Labour has called for Culture Secretary Jeremy Hunt to resign following claims that he backed News Corporation's bid to take over BSkyB and leaked inside information to the media giant.
The demand followed the release of a 163-page dossier detailing contacts between the Culture Secretary's office and senior News Corp executive Frederic Michel.
In a series of emails to James Murdoch and other executives, Mr Michel - then the company's director of public affairs in Europe - reported on Mr Hunt's thoughts about the progress of the controversial takeover plans, which were dropped in July last year amid the furore over phone-hacking at the News Corp-owned News of the World.
In one message Mr Michel detailed what the Culture Secretary would say to Parliament the next day, noting that it was "absolutely illegal" for him to obtain the information.

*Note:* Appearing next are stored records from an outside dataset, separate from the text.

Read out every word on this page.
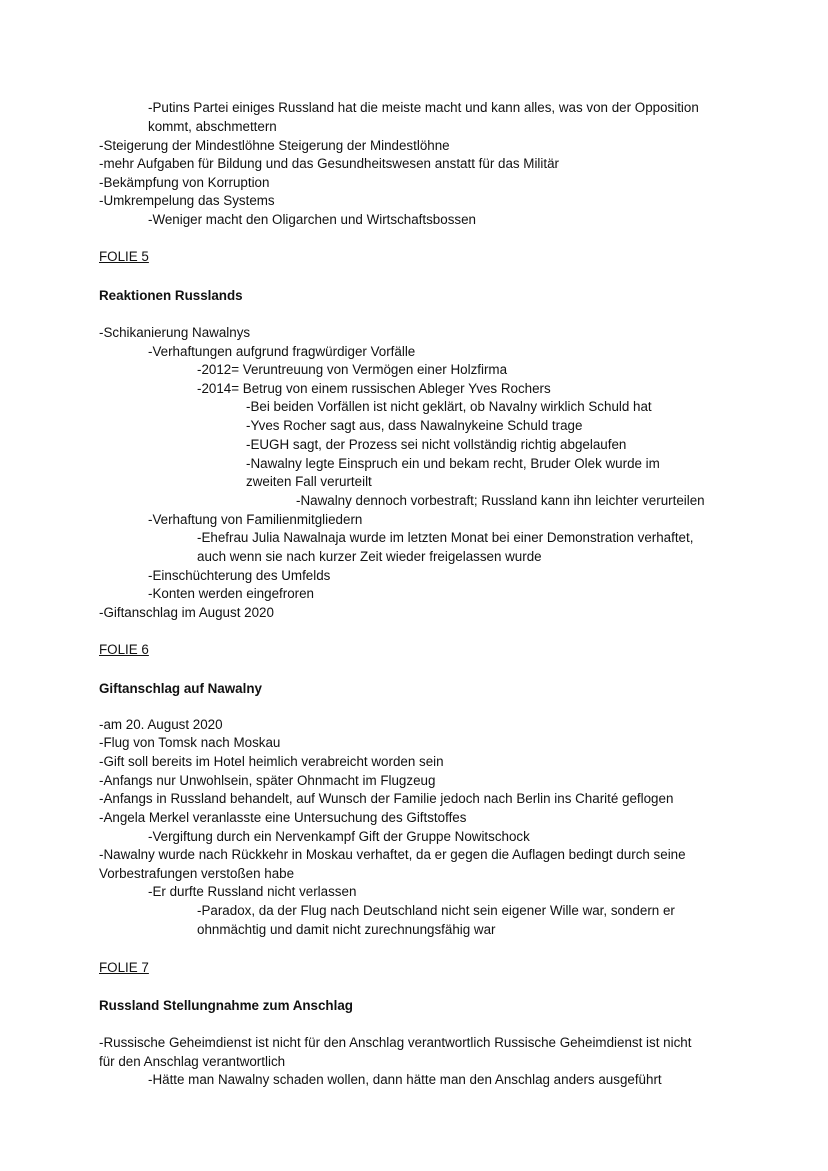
-Putins Partei einiges Russland hat die meiste macht und kann alles, was von der Opposition
kommt, abschmettern
-Steigerung der Mindestlöhne Steigerung der Mindestlöhne
-mehr Aufgaben für Bildung und das Gesundheitswesen anstatt für das Militär
-Bekämpfung von Korruption
-Umkrempelung das Systems
-Weniger macht den Oligarchen und Wirtschaftsbossen
FOLIE 5
Reaktionen Russlands
-Schikanierung Nawalnys
-Verhaftungen aufgrund fragwürdiger Vorfälle
-2012= Veruntreuung von Vermögen einer Holzfirma
-2014= Betrug von einem russischen Ableger Yves Rochers
-Bei beiden Vorfällen ist nicht geklärt, ob Navalny wirklich Schuld hat
-Yves Rocher sagt aus, dass Nawalnykeine Schuld trage
-EUGH sagt, der Prozess sei nicht vollständig richtig abgelaufen
-Nawalny legte Einspruch ein und bekam recht, Bruder Olek wurde im
zweiten Fall verurteilt
-Nawalny dennoch vorbestraft; Russland kann ihn leichter verurteilen
-Verhaftung von Familienmitgliedern
-Ehefrau Julia Nawalnaja wurde im letzten Monat bei einer Demonstration verhaftet,
auch wenn sie nach kurzer Zeit wieder freigelassen wurde
-Einschüchterung des Umfelds
-Konten werden eingefroren
-Giftanschlag im August 2020
FOLIE 6
Giftanschlag auf Nawalny
-am 20. August 2020
-Flug von Tomsk nach Moskau
-Gift soll bereits im Hotel heimlich verabreicht worden sein
-Anfangs nur Unwohlsein, später Ohnmacht im Flugzeug
-Anfangs in Russland behandelt, auf Wunsch der Familie jedoch nach Berlin ins Charité geflogen
-Angela Merkel veranlasste eine Untersuchung des Giftstoffes
-Vergiftung durch ein Nervenkampf Gift der Gruppe Nowitschock
-Nawalny wurde nach Rückkehr in Moskau verhaftet, da er gegen die Auflagen bedingt durch seine
Vorbestrafungen verstoßen habe
-Er durfte Russland nicht verlassen
-Paradox, da der Flug nach Deutschland nicht sein eigener Wille war, sondern er
ohnmächtig und damit nicht zurechnungsfähig war
FOLIE 7
Russland Stellungnahme zum Anschlag
-Russische Geheimdienst ist nicht für den Anschlag verantwortlich Russische Geheimdienst ist nicht
für den Anschlag verantwortlich
-Hätte man Nawalny schaden wollen, dann hätte man den Anschlag anders ausgeführt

Another email, dating from January last year, reported Mr Hunt's belief that it would be "game over" for opponents of the BSkyB takeover once plans to spin off Sky News into a separately listed company were publicly announced. "He said we would get there at the end, and he shared our objectives," Mr Michel noted.
Although many of the emails refer directly to Mr Michel having spoken to "JH", he told the inquiry that in fact this was shorthand for contacts with the Culture Secretary's office - usually his special adviser Adam Smith.
Raising a point of order in the Commons, deputy Labour leader and shadow culture secretary Harriet Harman said Mr Hunt's conduct had fallen "woefully short" of the standard expected. She called on him to apologise to the Commons and resign from David Cameron's Cabinet.
"In view of the evidence that has been adduced before the Leveson Inquiry today it appears that the Secretary of State has fallen woefully short of the standards expected by his office and by the public interest," Ms Harman told MPs. "I believe, on a point of order, that the right thing for the Secretary of State to do would be to come to this House to offer an apology and to tender his resignation."
But Downing Street insisted that the Culture Secretary still had the Prime Minister's full confidence. And an aide to Mr Hunt said that he "feels completely confident that he followed the proper process" and did not intend to voluntarily make a statement to MPs.
Instead he would respond to all of the points raised at the hearing when he gives evidence himself to the Leveson Inquiry "in a few weeks' time".